La energía del Sol es vital para la vida en la Tierra. No sólo permite la existencia de la vida, sino que también es la fuente de la mayor parte de la energía que utilizan los seres humanos. La biomasa, los combustibles fósiles y algunas energías renovables como la eólica y la solar proceden del Sol. Los combustibles fósiles no son más que energía solar almacenada de forma secundaria[4] La energía original del Sol se capta mediante la fotosíntesis y se almacena en enlaces químicos mientras las plantas crecen. Esta energía se libera millones de años después, cuando estas plantas se transforman en combustibles fósiles. Todos los combustibles fósiles son, en última instancia, energía procedente de la luz solar. La energía solar que llega a la Tierra es importante, incluso después de atravesar cientos de kilómetros de la atmósfera terrestre. La radiación solar que llega a la Tierra tiene una cantidad significativa de energía. A plena intensidad, la energía solar que llega a la Tierra en la superficie de la atmósfera superior es de unos 1367 W/m2[5]. Teniendo en cuenta que sólo la mitad de la Tierra está orientada hacia el Sol, así como la diferente cantidad de luz solar que incide en las distintas latitudes y la cantidad de atmósfera que tiene que atravesar la luz solar, la potencia media asciende a unos 340 W/m2.

Cómo el sol produce energía

¿Cuál es la fuente de energía del sol? Es una pregunta crucial, porque la luz y el calor del sol son la base de (casi) toda la vida en la Tierra. La luz solar impulsa la vida de las plantas mediante la fotosíntesis, y los animales sobreviven comiendo plantas. Casi todas las formas de vida microscópicas (bacterias, protozoos, etc.) sobreviven utilizando la energía de la luz solar.

Sabemos que el Sol es una esfera de 1.400.000 km de diámetro, que sus regiones exteriores son gases calientes, principalmente hidrógeno y helio, y que la temperatura de su superficie es de unos 6.000 grados Celsius (unos 11.000 grados Fahrenheit). Cualquier superficie a esa temperatura generará calor y luz. Los quemadores de una cocina eléctrica o de un horno tostador, por ejemplo, no están a 6.000 C., pero cuando se encienden están «al rojo vivo»; emiten calor y luz y la luz es roja. Si pudiéramos elevar la temperatura a 6.000 C. se convertirían en «calor blanco», y emitirían una luz muy parecida a la del sol. Del mismo modo, un fuego es una región de gases a una temperatura lo suficientemente alta como para generar calor y luz.

Sistemas de energía solar

Parece casi sencillo: basta con conectar un número de átomos de hidrógeno a un átomo de helio, y ahí tienes energía barata y limpia. El sol lo lleva haciendo desde hace cinco mil millones de años, así que, ¿qué tan difícil puede ser? El problema es hacerlo sin tener la masa de una estrella. Quien encuentre la respuesta ganará el Premio Nobel.
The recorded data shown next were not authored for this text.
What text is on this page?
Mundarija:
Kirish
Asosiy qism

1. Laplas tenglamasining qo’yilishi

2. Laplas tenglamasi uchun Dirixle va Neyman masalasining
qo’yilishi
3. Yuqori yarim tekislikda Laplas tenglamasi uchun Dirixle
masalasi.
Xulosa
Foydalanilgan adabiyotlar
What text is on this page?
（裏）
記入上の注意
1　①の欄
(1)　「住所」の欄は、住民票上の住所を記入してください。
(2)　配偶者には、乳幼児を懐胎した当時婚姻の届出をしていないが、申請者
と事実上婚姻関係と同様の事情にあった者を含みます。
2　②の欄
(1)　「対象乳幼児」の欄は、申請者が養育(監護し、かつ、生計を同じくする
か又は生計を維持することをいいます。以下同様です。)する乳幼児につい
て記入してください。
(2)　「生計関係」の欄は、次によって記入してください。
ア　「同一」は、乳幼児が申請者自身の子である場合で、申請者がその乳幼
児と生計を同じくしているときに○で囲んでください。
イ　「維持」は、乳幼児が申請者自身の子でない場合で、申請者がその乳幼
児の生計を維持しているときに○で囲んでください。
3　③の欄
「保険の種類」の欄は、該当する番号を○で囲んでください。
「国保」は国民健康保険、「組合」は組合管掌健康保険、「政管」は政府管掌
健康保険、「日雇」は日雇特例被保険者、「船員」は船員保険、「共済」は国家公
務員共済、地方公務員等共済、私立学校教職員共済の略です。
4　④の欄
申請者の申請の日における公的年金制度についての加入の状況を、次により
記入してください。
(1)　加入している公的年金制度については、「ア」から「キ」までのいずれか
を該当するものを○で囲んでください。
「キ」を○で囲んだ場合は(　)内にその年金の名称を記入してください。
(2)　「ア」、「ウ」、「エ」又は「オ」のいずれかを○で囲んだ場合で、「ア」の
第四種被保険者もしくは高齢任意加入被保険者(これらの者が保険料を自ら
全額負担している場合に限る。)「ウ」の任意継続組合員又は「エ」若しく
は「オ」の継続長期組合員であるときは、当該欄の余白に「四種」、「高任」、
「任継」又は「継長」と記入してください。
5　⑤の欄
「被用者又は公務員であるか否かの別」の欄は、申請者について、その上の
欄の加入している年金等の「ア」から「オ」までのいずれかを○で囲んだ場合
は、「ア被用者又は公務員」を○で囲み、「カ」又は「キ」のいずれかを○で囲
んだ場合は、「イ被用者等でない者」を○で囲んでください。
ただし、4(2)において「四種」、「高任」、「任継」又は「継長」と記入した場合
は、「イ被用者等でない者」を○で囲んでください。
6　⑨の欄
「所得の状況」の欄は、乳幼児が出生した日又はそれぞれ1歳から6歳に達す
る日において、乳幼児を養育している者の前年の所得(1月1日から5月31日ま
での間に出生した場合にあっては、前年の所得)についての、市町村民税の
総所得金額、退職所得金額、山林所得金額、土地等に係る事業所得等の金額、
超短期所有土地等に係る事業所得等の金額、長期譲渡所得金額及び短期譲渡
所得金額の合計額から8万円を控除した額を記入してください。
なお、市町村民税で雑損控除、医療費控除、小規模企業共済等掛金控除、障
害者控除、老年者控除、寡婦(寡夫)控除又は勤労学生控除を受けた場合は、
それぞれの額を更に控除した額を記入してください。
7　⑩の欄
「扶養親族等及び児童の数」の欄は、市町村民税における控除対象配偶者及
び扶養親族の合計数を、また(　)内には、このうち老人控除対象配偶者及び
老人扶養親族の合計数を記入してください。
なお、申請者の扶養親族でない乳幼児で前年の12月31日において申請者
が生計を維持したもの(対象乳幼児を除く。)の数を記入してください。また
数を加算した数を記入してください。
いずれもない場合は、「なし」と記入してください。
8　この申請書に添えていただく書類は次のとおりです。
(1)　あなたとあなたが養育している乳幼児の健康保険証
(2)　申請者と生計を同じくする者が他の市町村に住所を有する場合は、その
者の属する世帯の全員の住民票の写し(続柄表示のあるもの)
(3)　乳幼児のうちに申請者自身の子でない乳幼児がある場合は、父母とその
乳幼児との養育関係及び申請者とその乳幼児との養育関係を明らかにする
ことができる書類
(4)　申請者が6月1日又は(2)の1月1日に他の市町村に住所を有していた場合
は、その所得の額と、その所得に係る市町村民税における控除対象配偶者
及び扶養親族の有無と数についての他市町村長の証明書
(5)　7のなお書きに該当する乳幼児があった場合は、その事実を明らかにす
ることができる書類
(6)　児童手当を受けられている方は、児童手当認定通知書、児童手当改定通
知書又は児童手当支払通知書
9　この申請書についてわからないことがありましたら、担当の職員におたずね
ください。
Es difícil imaginar la vida sin ella. Permite que crezcan las plantas y nos da alimento, nos proporciona calor y vaporiza el agua que se precipita en agua potable. Pero, ¿qué es lo que permite al sol emitir una enorme cantidad de energía durante miles de millones de años? ¿Por qué es tan difícil «emular» el proceso físico que ocurre en el sol para producir energía?

La masa del sol está compuesta por un setenta y cuatro por ciento de hidrógeno, un gas inflamable que es el primer elemento químico de la tabla periódica (y por tanto el más ligero), y un veinticuatro por ciento de helio, un gas noble que es el siguiente elemento después del hidrógeno en la tabla periódica -también se utiliza para llenar dirigibles y globos de helio-. Su nombre, por cierto, viene de la palabra griega para sol: helios. El dos por ciento restante incluye oxígeno, nitrógeno, carbono, neón, hierro y otros elementos que sólo se encuentran en pequeñas cantidades. Fue en 1925 cuando la científica de Harvard Cecilia Payne-Gaposchkin estudió el espectro solar y descubrió su composición.